The market is still treating AI infrastructure as a secular capex winner, but the first-order enthusiasm is now running into a classic regulated-utility problem: the upside accrues to developers and equipment vendors, while the downside can migrate to captive local ratepayers if load growth disappoints. That asymmetry raises the probability of slower permitting, more onerous interconnection terms, and contract disclosure requirements, all of which stretch project IRRs and can delay revenue recognition by quarters to years. For DBRG, that means the equity story increasingly depends on financing and entitlement execution rather than just demand for compute real estate.
Second-order beneficiaries are likely to be the picks-and-shovels with diversified exposure and pricing power: grid equipment, power transmission, gas peakers, and water/reuse vendors. If communities force data-center operators to internalize power and water costs, marginal projects become less attractive and hyperscalers will favor locations with existing generation, brownfield assets, or behind-the-meter solutions. That should compress the universe of viable sites and concentrate wins among operators with local political capital and balance-sheet flexibility.

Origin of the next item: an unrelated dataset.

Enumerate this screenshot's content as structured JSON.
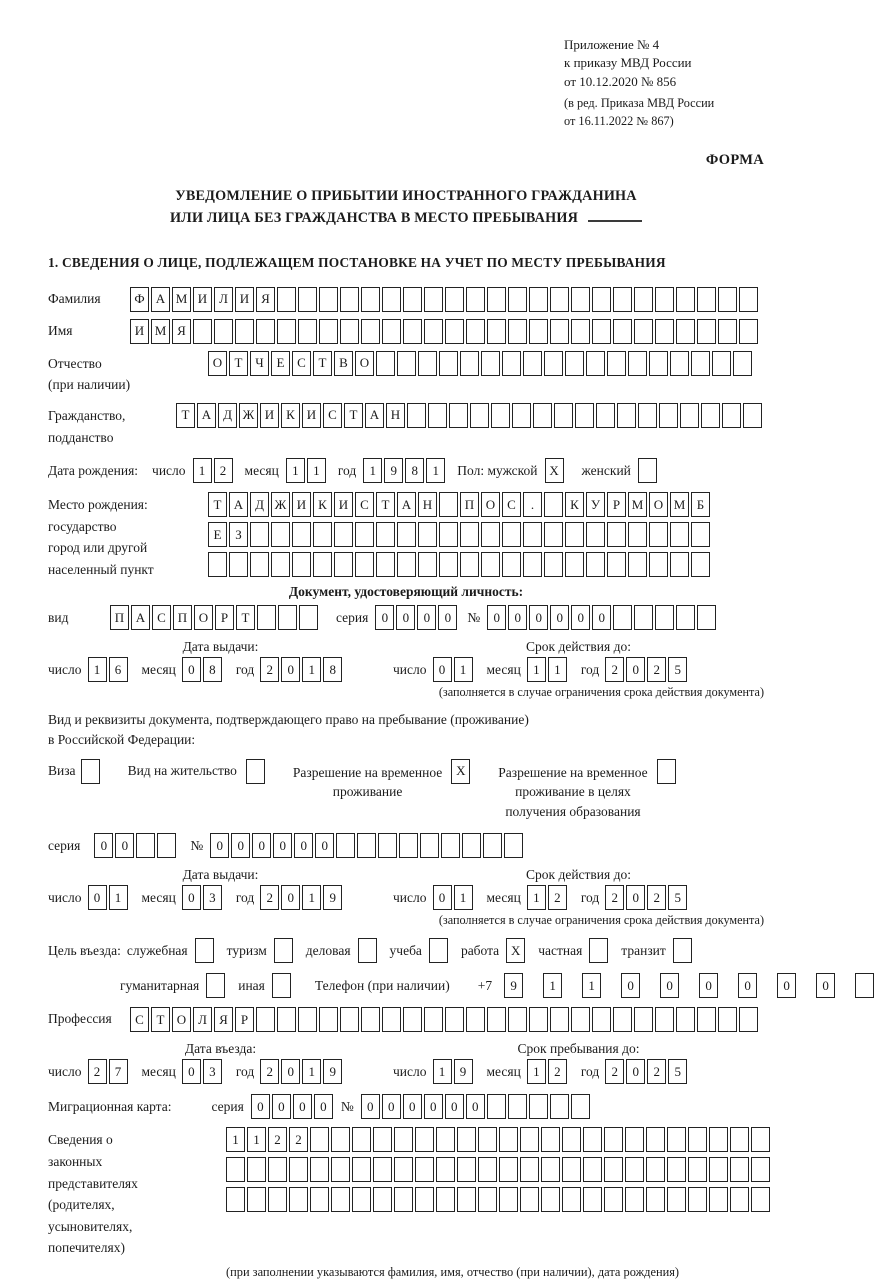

The key risk is not demand collapsing overnight; it is a long-duration repricing of the growth curve as local pushback compounds into regulatory friction. Over 3-12 months, that can show up as slower lease-up, higher project cap rates, and more expensive debt for infrastructure platforms exposed to speculative AI demand. The contrarian point is that backlash may actually improve the sector’s economics by culling weak projects and protecting pricing for scarce, permitted capacity — but only for the best-connected owners; everyone else faces a higher cost of capital.